Canales para la vida.
Si el viento sopla y las magnificas ecuaciones de los gansos y los patos, sobre el silencio del amancer, descomponen los latidos de mi corazon, debe ser porque el amor es porfia y vuelve a darme los colores de la vida.
Esta larga y angosta faja de ilusiones para alimentar las ideas de siempre y volver a reinterpretarlas. No hablo de la cresta evocativa de mis Andes lejanos, hablo de este otro mundo, a 20 horas de revuelo y caricias, donde los Moors dejan morir sus pies de ventolera y sabor a absoluto, en el Rio Calder. De ver estas casitas apiladas con el horizonte incierto de ver el otro paso de este territorio.
Hablo de Hebden Bridge, perdido en el valle de Yorkshire y The Moors, donde el ritmo de la vid pareciera ir a donde quisiera, donde solo se necesita el universo espacial de las cobijas, la taza de te y leche y las palabras inconcientes del amor.
No se equivoquen, esto tiene de perfecto casi nada, y por lo mismo, por ser ta absolutamente real, es mucho mejor. Nada hemos puesto en la apuesta de la vida, para que finalmente el amor premie los momentos, las caminatas por el cuello aflorado de una primavera que es un chiste, porque la porfia ha cubierto mucho mas que sentimentales paginas en el borde de las nostalgias, donde la hispana historia de esta sangre latina, ya solo debe las letras capituladas el libro.

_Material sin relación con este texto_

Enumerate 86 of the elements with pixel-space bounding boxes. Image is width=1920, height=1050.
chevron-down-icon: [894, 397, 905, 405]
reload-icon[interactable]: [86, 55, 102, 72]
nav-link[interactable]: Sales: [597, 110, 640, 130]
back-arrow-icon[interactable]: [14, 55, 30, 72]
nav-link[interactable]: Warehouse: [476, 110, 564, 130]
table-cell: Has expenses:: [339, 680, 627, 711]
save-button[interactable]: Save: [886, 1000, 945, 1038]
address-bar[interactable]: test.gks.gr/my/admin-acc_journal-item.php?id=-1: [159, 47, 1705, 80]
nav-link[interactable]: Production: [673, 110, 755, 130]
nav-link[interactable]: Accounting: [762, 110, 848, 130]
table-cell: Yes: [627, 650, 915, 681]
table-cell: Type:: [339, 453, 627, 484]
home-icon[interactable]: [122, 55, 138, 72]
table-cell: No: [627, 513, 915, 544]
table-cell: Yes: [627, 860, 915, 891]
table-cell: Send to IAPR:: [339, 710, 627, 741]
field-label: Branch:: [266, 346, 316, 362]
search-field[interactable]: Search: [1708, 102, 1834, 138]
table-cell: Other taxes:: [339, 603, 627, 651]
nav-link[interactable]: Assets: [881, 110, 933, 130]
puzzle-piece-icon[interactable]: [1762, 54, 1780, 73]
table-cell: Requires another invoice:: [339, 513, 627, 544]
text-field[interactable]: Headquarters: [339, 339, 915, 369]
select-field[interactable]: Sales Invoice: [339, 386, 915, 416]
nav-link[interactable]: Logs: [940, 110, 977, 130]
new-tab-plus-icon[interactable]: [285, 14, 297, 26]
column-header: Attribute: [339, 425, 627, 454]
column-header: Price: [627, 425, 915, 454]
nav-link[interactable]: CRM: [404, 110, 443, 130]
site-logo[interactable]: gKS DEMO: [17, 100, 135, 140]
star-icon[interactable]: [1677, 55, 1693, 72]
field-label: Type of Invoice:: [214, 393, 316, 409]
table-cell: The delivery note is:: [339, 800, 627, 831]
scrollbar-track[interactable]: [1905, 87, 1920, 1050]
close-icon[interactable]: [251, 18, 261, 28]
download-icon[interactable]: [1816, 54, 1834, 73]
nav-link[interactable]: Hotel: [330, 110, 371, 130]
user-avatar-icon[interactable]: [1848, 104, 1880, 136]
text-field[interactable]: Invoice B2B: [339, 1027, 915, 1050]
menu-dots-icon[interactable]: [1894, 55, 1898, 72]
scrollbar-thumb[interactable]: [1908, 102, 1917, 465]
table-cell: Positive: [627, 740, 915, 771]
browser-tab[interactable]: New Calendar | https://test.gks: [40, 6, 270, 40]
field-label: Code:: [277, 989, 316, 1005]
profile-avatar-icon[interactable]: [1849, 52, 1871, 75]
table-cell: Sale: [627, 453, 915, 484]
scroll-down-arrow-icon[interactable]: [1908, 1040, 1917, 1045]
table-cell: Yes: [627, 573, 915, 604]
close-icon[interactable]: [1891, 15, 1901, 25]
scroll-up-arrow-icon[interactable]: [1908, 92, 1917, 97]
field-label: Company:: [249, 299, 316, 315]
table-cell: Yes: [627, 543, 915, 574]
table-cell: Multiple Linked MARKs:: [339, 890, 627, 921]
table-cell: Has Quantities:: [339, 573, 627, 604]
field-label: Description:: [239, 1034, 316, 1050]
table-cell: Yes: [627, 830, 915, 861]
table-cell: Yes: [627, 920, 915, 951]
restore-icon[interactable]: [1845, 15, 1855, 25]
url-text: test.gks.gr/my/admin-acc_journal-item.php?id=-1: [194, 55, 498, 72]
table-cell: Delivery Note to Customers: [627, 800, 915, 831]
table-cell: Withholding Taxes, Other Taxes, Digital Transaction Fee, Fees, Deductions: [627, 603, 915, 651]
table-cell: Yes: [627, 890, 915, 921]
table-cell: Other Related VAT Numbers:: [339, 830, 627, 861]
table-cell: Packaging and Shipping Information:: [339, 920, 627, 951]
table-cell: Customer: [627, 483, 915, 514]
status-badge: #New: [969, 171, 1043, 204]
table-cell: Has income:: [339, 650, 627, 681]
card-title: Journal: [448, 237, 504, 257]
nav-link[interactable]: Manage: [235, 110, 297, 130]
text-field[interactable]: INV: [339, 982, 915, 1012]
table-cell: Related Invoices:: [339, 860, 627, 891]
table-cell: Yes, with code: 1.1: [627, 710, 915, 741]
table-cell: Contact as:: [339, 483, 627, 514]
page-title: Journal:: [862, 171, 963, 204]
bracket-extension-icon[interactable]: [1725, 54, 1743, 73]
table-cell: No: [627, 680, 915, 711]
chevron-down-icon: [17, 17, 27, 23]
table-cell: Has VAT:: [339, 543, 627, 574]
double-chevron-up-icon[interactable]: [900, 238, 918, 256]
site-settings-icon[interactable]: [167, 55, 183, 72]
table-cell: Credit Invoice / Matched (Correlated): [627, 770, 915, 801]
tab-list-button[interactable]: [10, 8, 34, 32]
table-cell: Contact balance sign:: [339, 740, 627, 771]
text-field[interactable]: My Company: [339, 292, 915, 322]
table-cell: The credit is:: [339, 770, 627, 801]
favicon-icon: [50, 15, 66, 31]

Entonces, en Rochdale Canal, la vida cobra el nuevo rumbo, como si hubiera abierto el compas de la existencia y le hubiera dicho al norte que apuntara con mas ganas, justamente hasta el norte, donde ni siquieras las ilusiones tuvieron invitacion. Donde vino el viento y lo lleno todo, entonces, navegar nuevamente es parte de las deudas impagas, de los silencios aniquilados al borde de la ultima noche, la de aquella del mapa extendido, de los puntos cardinales fijados y de la nueva ruta, lista para ser recorrida.
Esto es una nueva muestra de que los imposibles solo estan en nuestra cabeza, que los limites nunca han significado nada y que la felicidad, esta aca mismo, frente a nuestros incredulos ojos.